A squall line with two distinct bows passed through the area on the night of July 20-21, 2003 around 4 a.m.  Where two bowing segments linked-up in a Bookend vortex, this tornado was spun with EF0 strength (winds of 85 mph).  Another EF0 appears to have struck Battle Ground, resulting in tree damage.

Otherwise, this was a damaging straight-line wind event after what had been a very, very stormy, wet July with flooding rains.

The tornado may have began as far south as Bishop Woods, but was definite with tree & stoplight damage in the neighborhood just southwest of & right at Teal & 18th.  Minor damage occurred at Lafayette Jefferson High School with fence damage & the bleachers picked up & thrown counterclockwise by the brief twister.  After this, it lifted.
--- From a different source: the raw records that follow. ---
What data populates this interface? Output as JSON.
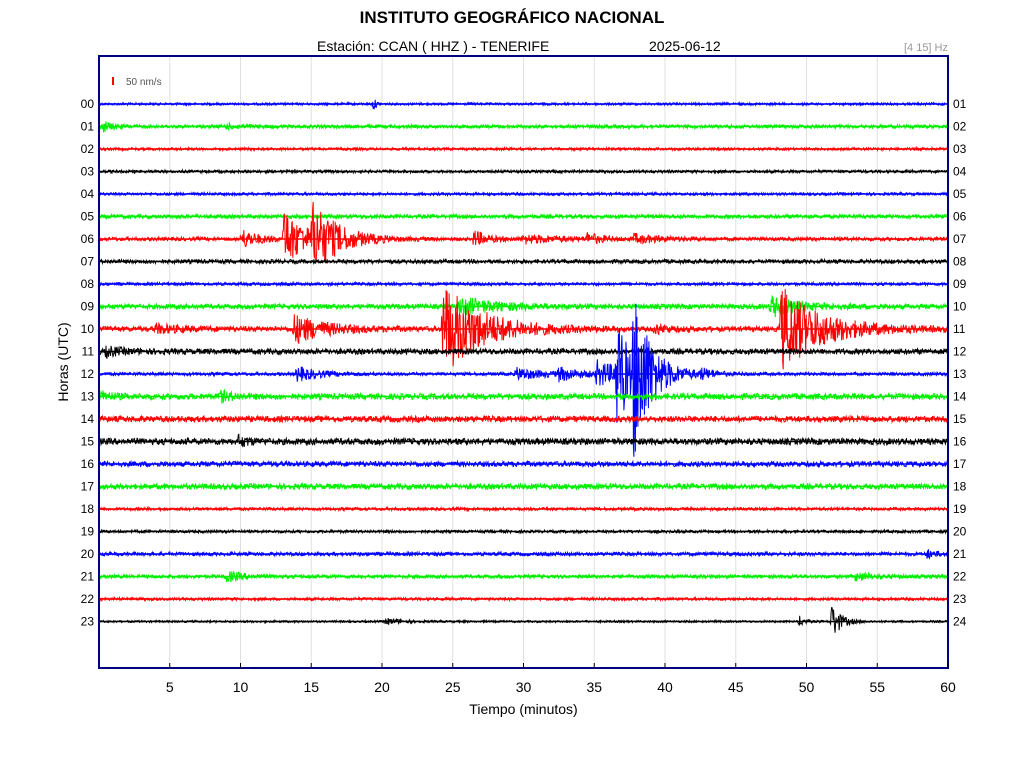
{
  "header": {
    "title": "INSTITUTO GEOGRÁFICO NACIONAL",
    "station": "Estación:  CCAN ( HHZ ) - TENERIFE",
    "date": "2025-06-12",
    "filter": "[4 15] Hz",
    "scale_label": "50 nm/s"
  },
  "colors": {
    "blue": "#0000ff",
    "green": "#00ee00",
    "red": "#ff0000",
    "black": "#000000",
    "frame": "#000080",
    "grid": "#e0e0e0"
  },
  "chart_data": {
    "type": "line",
    "title": "INSTITUTO GEOGRÁFICO NACIONAL",
    "xlabel": "Tiempo (minutos)",
    "ylabel": "Horas (UTC)",
    "xlim": [
      0,
      60
    ],
    "x_ticks": [
      5,
      10,
      15,
      20,
      25,
      30,
      35,
      40,
      45,
      50,
      55,
      60
    ],
    "grid": true,
    "traces": [
      {
        "left": "00",
        "right": "01",
        "color": "blue",
        "noise": 1.2,
        "events": [
          {
            "t": 19.4,
            "amp": 6,
            "dur": 0.3
          }
        ]
      },
      {
        "left": "01",
        "right": "02",
        "color": "green",
        "noise": 1.8,
        "events": [
          {
            "t": 0.3,
            "amp": 5,
            "dur": 1.0
          },
          {
            "t": 9,
            "amp": 2,
            "dur": 2
          }
        ]
      },
      {
        "left": "02",
        "right": "03",
        "color": "red",
        "noise": 1.3,
        "events": []
      },
      {
        "left": "03",
        "right": "04",
        "color": "black",
        "noise": 1.4,
        "events": []
      },
      {
        "left": "04",
        "right": "05",
        "color": "blue",
        "noise": 1.4,
        "events": []
      },
      {
        "left": "05",
        "right": "06",
        "color": "green",
        "noise": 2.0,
        "events": []
      },
      {
        "left": "06",
        "right": "07",
        "color": "red",
        "noise": 1.8,
        "events": [
          {
            "t": 10.1,
            "amp": 9,
            "dur": 2.0
          },
          {
            "t": 13.1,
            "amp": 28,
            "dur": 2.5
          },
          {
            "t": 15.1,
            "amp": 30,
            "dur": 3.0
          },
          {
            "t": 26.5,
            "amp": 8,
            "dur": 1.5
          },
          {
            "t": 30,
            "amp": 4,
            "dur": 4.5
          },
          {
            "t": 34.5,
            "amp": 5,
            "dur": 1.5
          },
          {
            "t": 37.8,
            "amp": 4,
            "dur": 3
          }
        ]
      },
      {
        "left": "07",
        "right": "08",
        "color": "black",
        "noise": 2.0,
        "events": []
      },
      {
        "left": "08",
        "right": "09",
        "color": "blue",
        "noise": 1.5,
        "events": []
      },
      {
        "left": "09",
        "right": "10",
        "color": "green",
        "noise": 2.5,
        "events": [
          {
            "t": 25.5,
            "amp": 9,
            "dur": 4
          },
          {
            "t": 47.5,
            "amp": 10,
            "dur": 3
          }
        ]
      },
      {
        "left": "10",
        "right": "11",
        "color": "red",
        "noise": 2.5,
        "events": [
          {
            "t": 4,
            "amp": 4,
            "dur": 3
          },
          {
            "t": 13.8,
            "amp": 14,
            "dur": 3.5
          },
          {
            "t": 24.3,
            "amp": 45,
            "dur": 4.5
          },
          {
            "t": 39.3,
            "amp": 5,
            "dur": 1.5
          },
          {
            "t": 48.2,
            "amp": 42,
            "dur": 4.5
          }
        ]
      },
      {
        "left": "11",
        "right": "12",
        "color": "black",
        "noise": 2.8,
        "events": [
          {
            "t": 0.5,
            "amp": 4,
            "dur": 2
          }
        ]
      },
      {
        "left": "12",
        "right": "13",
        "color": "blue",
        "noise": 1.6,
        "events": [
          {
            "t": 14,
            "amp": 7,
            "dur": 2.5
          },
          {
            "t": 29.5,
            "amp": 6,
            "dur": 3
          },
          {
            "t": 32.5,
            "amp": 6,
            "dur": 2.5
          },
          {
            "t": 35.2,
            "amp": 12,
            "dur": 3
          },
          {
            "t": 36.6,
            "amp": 62,
            "dur": 1.2
          },
          {
            "t": 37.8,
            "amp": 78,
            "dur": 2
          },
          {
            "t": 42.5,
            "amp": 4,
            "dur": 2
          }
        ]
      },
      {
        "left": "13",
        "right": "14",
        "color": "green",
        "noise": 3.0,
        "events": [
          {
            "t": 0.2,
            "amp": 4,
            "dur": 1.2
          },
          {
            "t": 8.5,
            "amp": 5,
            "dur": 1.5
          }
        ]
      },
      {
        "left": "14",
        "right": "15",
        "color": "red",
        "noise": 3.0,
        "events": []
      },
      {
        "left": "15",
        "right": "16",
        "color": "black",
        "noise": 3.2,
        "events": [
          {
            "t": 9.8,
            "amp": 5,
            "dur": 1.2
          }
        ]
      },
      {
        "left": "16",
        "right": "17",
        "color": "blue",
        "noise": 2.6,
        "events": []
      },
      {
        "left": "17",
        "right": "18",
        "color": "green",
        "noise": 2.8,
        "events": []
      },
      {
        "left": "18",
        "right": "19",
        "color": "red",
        "noise": 1.5,
        "events": []
      },
      {
        "left": "19",
        "right": "20",
        "color": "black",
        "noise": 1.4,
        "events": []
      },
      {
        "left": "20",
        "right": "21",
        "color": "blue",
        "noise": 1.8,
        "events": [
          {
            "t": 58.5,
            "amp": 4,
            "dur": 1
          }
        ]
      },
      {
        "left": "21",
        "right": "22",
        "color": "green",
        "noise": 1.8,
        "events": [
          {
            "t": 9,
            "amp": 5,
            "dur": 2
          },
          {
            "t": 53.5,
            "amp": 4,
            "dur": 2
          }
        ]
      },
      {
        "left": "22",
        "right": "23",
        "color": "red",
        "noise": 1.4,
        "events": []
      },
      {
        "left": "23",
        "right": "24",
        "color": "black",
        "noise": 1.0,
        "events": [
          {
            "t": 20.3,
            "amp": 3,
            "dur": 2
          },
          {
            "t": 49.5,
            "amp": 5,
            "dur": 0.6
          },
          {
            "t": 51.8,
            "amp": 18,
            "dur": 1.0
          }
        ]
      }
    ]
  }
}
One Response to “Tornadoes That Have Hit Modern-Day West Lafayette & Lafayette City Limits……..More On Other Towns Soon”

  1. Cantore says:

    I find this info interesting and really find it interesting where most tornadoes have formed in the city. Wasn’t there a tornado reported out by the state police post on 43 and moved on to Lafayette Venetian Blind in the mid 90′s? I can’t recall the exact year. At that time I was terrified of tornadoes and my brother got a call to go take pictures. I had a room in the basement of my parents house and my mom wanted to wake me, but my dad was like why he is safe down here and wouldn’t want to know about it.